When a federal court has original jurisdiction over an action, the court has supplemental jurisdiction "over all other claims that are so related to claims in the action within such original jurisdiction that they form part of the same case or controversy under Article III of the United States Constitution." 28 U.S.C. § 1367(a). Section 1367(a) codifies the principle that federal and state law claims are part of the same case or controversy if they derive from a common nucleus of operative fact. City of Chicago v. Int'l College of Surgeons, 522 U.S. 156, 164-65 (1997). Under Section 1367(c)(3), the district court may decline to exercise supplemental jurisdiction over a claim under Section 1367(a) if the district court has dismissed all claims over which it has original jurisdiction.
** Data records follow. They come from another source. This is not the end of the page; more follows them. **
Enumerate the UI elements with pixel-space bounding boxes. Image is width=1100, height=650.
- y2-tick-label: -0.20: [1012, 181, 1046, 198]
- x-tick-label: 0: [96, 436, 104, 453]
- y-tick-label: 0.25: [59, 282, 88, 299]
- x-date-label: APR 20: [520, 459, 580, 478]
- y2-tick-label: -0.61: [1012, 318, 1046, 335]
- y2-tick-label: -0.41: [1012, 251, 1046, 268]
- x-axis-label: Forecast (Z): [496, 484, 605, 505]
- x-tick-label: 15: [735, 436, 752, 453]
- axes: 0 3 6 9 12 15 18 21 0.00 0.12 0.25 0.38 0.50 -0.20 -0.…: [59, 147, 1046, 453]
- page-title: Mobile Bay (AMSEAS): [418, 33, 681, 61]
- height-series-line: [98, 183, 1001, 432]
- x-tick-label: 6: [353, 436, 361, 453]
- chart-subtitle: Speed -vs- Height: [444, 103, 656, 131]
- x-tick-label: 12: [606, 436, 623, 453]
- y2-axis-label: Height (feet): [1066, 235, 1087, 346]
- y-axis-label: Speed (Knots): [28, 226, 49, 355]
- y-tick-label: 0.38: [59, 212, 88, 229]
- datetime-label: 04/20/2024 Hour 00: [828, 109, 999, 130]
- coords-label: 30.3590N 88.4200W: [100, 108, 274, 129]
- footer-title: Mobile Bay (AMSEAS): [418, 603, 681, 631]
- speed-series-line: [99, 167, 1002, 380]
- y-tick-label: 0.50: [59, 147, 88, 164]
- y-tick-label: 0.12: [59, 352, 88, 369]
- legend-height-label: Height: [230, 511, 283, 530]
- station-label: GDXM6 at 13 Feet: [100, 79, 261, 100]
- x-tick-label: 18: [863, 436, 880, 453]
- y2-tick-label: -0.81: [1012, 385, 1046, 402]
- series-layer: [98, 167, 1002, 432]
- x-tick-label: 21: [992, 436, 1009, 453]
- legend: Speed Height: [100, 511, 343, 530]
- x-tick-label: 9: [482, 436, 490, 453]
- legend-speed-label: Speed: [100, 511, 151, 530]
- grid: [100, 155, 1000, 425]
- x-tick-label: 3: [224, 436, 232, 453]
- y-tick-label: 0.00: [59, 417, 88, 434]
While this Court has dismissed with prejudice plaintiff's Lanham Act claim under Count VI, the Court has granted plaintiff leave to file an amended Count I under the Securities Exchange Act by 5/22/09. In the event plaintiff fails to file such an amended complaint by that date, this Court will dismiss Count I with prejudice and will dismiss the remaining Counts of the complaint without prejudice for lack of subject matter jurisdiction under 28 U.S.C. § 1367(c)(3). See Wright v. Associated Ins. Co., 29 F.3d 1244, 1250 (7th Cir. 1994) ("[T]he general rule is that, when all federal claims are dismissed before trial, the district court should relinquish jurisdiction over pendent state-law claims rather than resolving them on the merits.").

IV. CONCLUSION

For the reasons stated above, defendants' motion [24] is granted in part and denied in part. Count VI, which purports to state a claim under the Lanham Act, is dismissed with prejudice. Plaintiff has leave to file an amended Count I under the Securities Exchange Act in accordance with this opinion by 5/22/09. Should plaintiff file such an amended complaint, defendants' answer or other response to that amended complaint is due by 6/5/09. Should plaintiff fail to file such an amended complaint, Count I will be dismissed with prejudice and the remaining Counts of the complaint will be dismissed without prejudice for lack of subject matter jurisdiction.